The promise of Norplant as a foolproof, long-lasting contraceptive that requires little thought and works for almost everyone is so seductive, so longed-for, that the message has spread with amazing speed among young women and policy-makers since the Food and Drug Administration approved it for public use in December, 1990.

In less than two years, 13 state legislatures had proposed Norplant measures, nine of them requiring or inducing mothers on welfare or who abused drugs to be surgically implanted with the rods. Norplant's upfront costs are high--the distributor charges clinics and private physicians $365 to buy it, and paying patients can be charged more than $500. But within two years, despite the distributor's insistence that public agencies pay the same price as private physicians, despite a list of known and suspected health risks similar to those of birth-control pills and amid explosive charges of racism, all 50 states and the District of Columbia had approved Norplant as a birth-control method covered by Medicaid. In California, state officials say they plan to save more than $5 million in health and welfare costs by offering $5 million in Norplant subsidies to about 10,000 eligible women. Nationally, the independent, nonprofit Norplant Foundation has committed $2.8 million in 1994 (equal amounts were allotted in '92 and '93) to provide implants for low-income women not covered by Medicaid.

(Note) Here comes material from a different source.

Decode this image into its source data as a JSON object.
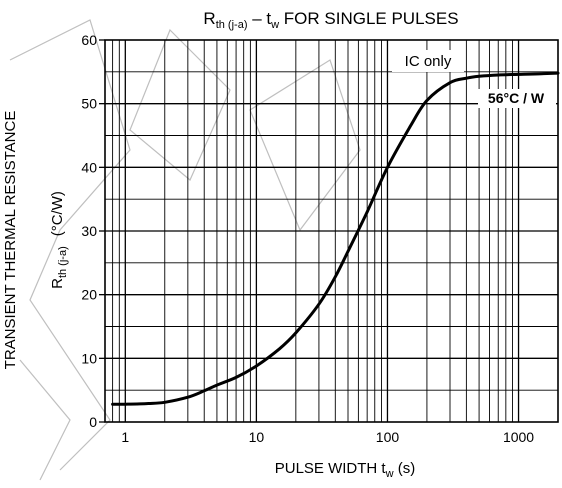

Now an estimated 780,000 women in the United States are assured they will not conceive because tubes continually pump synthetic hormones into their bodies, altering rhythms as ancient as the tides.

But along with the obvious relief expressed by many women, the new technology has brought complex and worrisome issues. Will the poorest of the poor feel forced or pressured into using a birth-control method they cannot then control? Is an implant appropriate for teen-agers? Will it make women less likely to protect themselves from sexually transmitted diseases? Is birth control an acceptable way for society to solve its seemingly intractable social problems?

*

SONDRA, A SECOND-GENERATION INNER-CITY WELFARE MOTHER, HAD her first baby at 15, her second a year later. Like her friends in the drug-ridden northeast Washington, D.C., neighborhood where she grew up, Sondra, now 17, can't really say why she didn't use birth control before. Now she sees how it is: Her boyfriend has departed, and she and her children are forced to live in an aging brick townhouse with her grandparents, two aunts and their four children. She cannot live with her own mother, who abuses both drugs and children.

"I don't want to be on welfare," she says. "I want to give my kids things. That's why kids go out and sell drugs. Because their parents can't afford to give them things."